# New KCNC Skewers



## bdc88 (Apr 14, 2006)

I got an email this morning about some new KCNC skewers that are going to be available soon. They look pretty good and I thought that I would share the information that I have so far. This might be my next pair of skewers.














Here is the information that I have on the design and weight. I do not have pricing yet but if they come in at around $50.00 USD they might not be to bad.



ROAD and MTB Skewers 

a. Skewers lever material - made from 7075 AL with KCNC hollow patented design

b. Axle – 6/4 Titanium with two stainless steel springs

c. Colours available - Black,Blue,Gold,Green,Silver,Red. 

d. Road Skewer Front length - 100mm, Rear length - 130mm, Weight - 42g. 

e. MTB Skewer Front length - 100mm, Rear length - 135mm, Weight - 44g,


----------



## MIN in PDX (Nov 29, 2007)

42 and 44g for the pair (respectively) or each?

That looks like Hope components, aesthetically.


----------



## bdc88 (Apr 14, 2006)

For a pair I am told.


----------



## MIN in PDX (Nov 29, 2007)

I would guess more for the price in that case .


----------



## bdc88 (Apr 14, 2006)

I was just informed that the weight is 42g for the road and 44g for the MTB versions.

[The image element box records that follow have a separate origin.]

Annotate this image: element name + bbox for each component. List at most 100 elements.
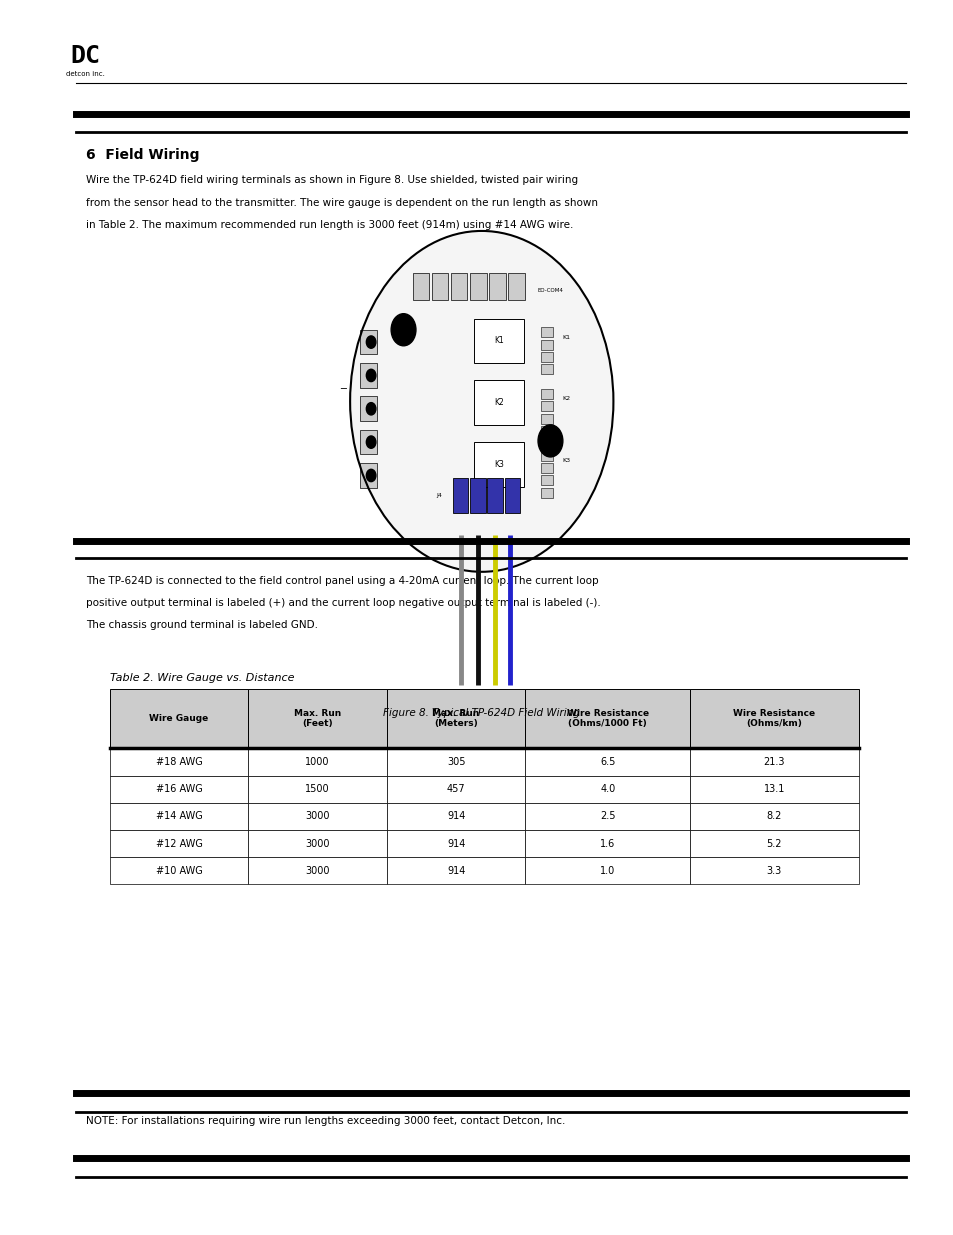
- Text: K1: K1: [494, 336, 503, 346]
- Circle shape: [366, 469, 375, 482]
- Text: 914: 914: [446, 839, 465, 848]
- Bar: [540, 389, 553, 399]
- Bar: [474, 380, 523, 425]
- Circle shape: [537, 425, 562, 457]
- Bar: [689, 830, 858, 857]
- Bar: [525, 830, 689, 857]
- Text: DC: DC: [71, 43, 101, 68]
- Bar: [248, 748, 386, 776]
- Bar: [540, 340, 553, 350]
- Text: 914: 914: [446, 866, 465, 876]
- Text: 914: 914: [446, 811, 465, 821]
- Text: #18 AWG: #18 AWG: [155, 757, 202, 767]
- Text: 1500: 1500: [305, 784, 330, 794]
- Bar: [110, 776, 248, 803]
- Bar: [540, 352, 553, 362]
- Bar: [470, 273, 486, 300]
- Text: Wire Resistance
(Ohms/km): Wire Resistance (Ohms/km): [733, 709, 815, 729]
- Text: K2: K2: [562, 396, 571, 401]
- Bar: [110, 857, 248, 884]
- Bar: [110, 748, 248, 776]
- Text: 3000: 3000: [305, 839, 330, 848]
- Bar: [453, 478, 468, 513]
- Bar: [248, 803, 386, 830]
- Text: 5.2: 5.2: [766, 839, 781, 848]
- Text: Figure 8. Typical TP-624D Field Wiring: Figure 8. Typical TP-624D Field Wiring: [383, 708, 579, 718]
- Text: #12 AWG: #12 AWG: [155, 839, 202, 848]
- Text: K1: K1: [562, 335, 570, 340]
- Text: Wire Gauge: Wire Gauge: [150, 714, 209, 724]
- Text: 2.5: 2.5: [599, 811, 615, 821]
- Bar: [386, 803, 525, 830]
- Text: J4: J4: [436, 493, 441, 498]
- Text: 457: 457: [446, 784, 465, 794]
- Bar: [689, 803, 858, 830]
- Bar: [451, 273, 467, 300]
- Text: 3000: 3000: [305, 866, 330, 876]
- Bar: [525, 689, 689, 748]
- Bar: [110, 803, 248, 830]
- Text: The TP-624D is connected to the field control panel using a 4-20mA current loop.: The TP-624D is connected to the field co…: [86, 576, 598, 585]
- Bar: [540, 364, 553, 374]
- Bar: [540, 414, 553, 424]
- Text: 8.2: 8.2: [766, 811, 781, 821]
- Bar: [508, 273, 524, 300]
- Bar: [248, 857, 386, 884]
- Text: Max. Run
(Feet): Max. Run (Feet): [294, 709, 341, 729]
- Bar: [474, 319, 523, 363]
- Bar: [525, 776, 689, 803]
- Text: 4.0: 4.0: [599, 784, 615, 794]
- Bar: [525, 803, 689, 830]
- Bar: [386, 689, 525, 748]
- Bar: [359, 430, 376, 454]
- Circle shape: [366, 403, 375, 415]
- Bar: [413, 273, 429, 300]
- Bar: [487, 478, 502, 513]
- Bar: [248, 830, 386, 857]
- Text: Max. Run
(Meters): Max. Run (Meters): [432, 709, 479, 729]
- Bar: [540, 488, 553, 498]
- Bar: [504, 478, 519, 513]
- Bar: [689, 776, 858, 803]
- Text: in Table 2. The maximum recommended run length is 3000 feet (914m) using #14 AWG: in Table 2. The maximum recommended run …: [86, 220, 573, 230]
- Circle shape: [350, 231, 613, 572]
- Text: 1000: 1000: [305, 757, 330, 767]
- Text: Wire Resistance
(Ohms/1000 Ft): Wire Resistance (Ohms/1000 Ft): [566, 709, 648, 729]
- Bar: [386, 830, 525, 857]
- Text: 1.0: 1.0: [599, 866, 615, 876]
- Text: NOTE: For installations requiring wire run lengths exceeding 3000 feet, contact : NOTE: For installations requiring wire r…: [86, 1116, 564, 1126]
- Text: 6  Field Wiring: 6 Field Wiring: [86, 148, 199, 162]
- Text: 3.3: 3.3: [766, 866, 781, 876]
- Bar: [432, 273, 448, 300]
- Bar: [386, 748, 525, 776]
- Bar: [359, 330, 376, 354]
- Text: 6.5: 6.5: [599, 757, 615, 767]
- Bar: [474, 442, 523, 487]
- Bar: [540, 327, 553, 337]
- Text: #10 AWG: #10 AWG: [155, 866, 202, 876]
- Text: The chassis ground terminal is labeled GND.: The chassis ground terminal is labeled G…: [86, 620, 317, 630]
- Bar: [689, 689, 858, 748]
- Bar: [540, 475, 553, 485]
- Bar: [359, 463, 376, 488]
- Circle shape: [391, 314, 416, 346]
- Text: K3: K3: [562, 458, 571, 463]
- Text: 1.6: 1.6: [599, 839, 615, 848]
- Circle shape: [366, 369, 375, 382]
- Text: K3: K3: [494, 459, 503, 469]
- Text: K2: K2: [494, 398, 503, 408]
- Text: Table 2. Wire Gauge vs. Distance: Table 2. Wire Gauge vs. Distance: [110, 673, 294, 683]
- Bar: [540, 401, 553, 411]
- Text: 3000: 3000: [305, 811, 330, 821]
- Bar: [359, 363, 376, 388]
- Text: EO-COM4: EO-COM4: [537, 288, 562, 293]
- Bar: [489, 273, 505, 300]
- Text: #16 AWG: #16 AWG: [155, 784, 202, 794]
- Bar: [386, 857, 525, 884]
- Text: 21.3: 21.3: [762, 757, 784, 767]
- Text: #14 AWG: #14 AWG: [155, 811, 202, 821]
- Text: 305: 305: [446, 757, 465, 767]
- Bar: [470, 478, 485, 513]
- Bar: [248, 689, 386, 748]
- Bar: [248, 776, 386, 803]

So it does look good at this time. I was also informed that they will be $50 USD for the pair. I will have to wait and see that but if they are I am getting a pair of each.


----------



## MIN in PDX (Nov 29, 2007)

thanks- who will sell them?


----------



## Juanmoretime (Nov 24, 2001)

bdc88 said:


> I was just informed that the weight is 42g for the road and 44g for the MTB versions. So it does look good at this time. I was also informed that they will be $50 USD for the pair. I will have to wait and see that but if they are I am getting a pair of each.


Will they come on black?


----------



## bdc88 (Apr 14, 2006)

Juan,

They do come in black and that is what I am ordering for my road bike and mtb bike. $50 USD shipped I believe. It is hard to believe that they are this price but I do have an order in for two pairs.


----------



## JetSpeed (Nov 18, 2002)

They are very beautiful . . . .


----------



## jeremyb (Jun 16, 2004)

MIN in PDX said:


> thanks- who will sell them?



http://plusonelap.blogspot.com/2008/02/kcnc-skewers.html


----------



## bctcdcjc (Feb 8, 2008)

It looks like these skewers are popping up on some other websites. I just pre-ordered a set that is due to be here in March. 

http://www.stealthcycling.com/product/KCNCSKEW


----------



## bdc88 (Apr 14, 2006)

Please tell me that you did not pay $70.00 for these. The MSRP is $50.00 and I know that you can get them for $50.00 shipped when they come out.


----------



## bctcdcjc (Feb 8, 2008)

They said that this is the estimated sale price. They won’t know their actual cost until they get the shipment. They will look at adjusting the sell price and or price matching after they get the shipment in.


----------



## MIN in PDX (Nov 29, 2007)

Even at $70, it's lighter than anything else out there that sells for $100+.


----------



## bctcdcjc (Feb 8, 2008)

That's true. Bold Precision Skewers are 49g and sell for $112.00


----------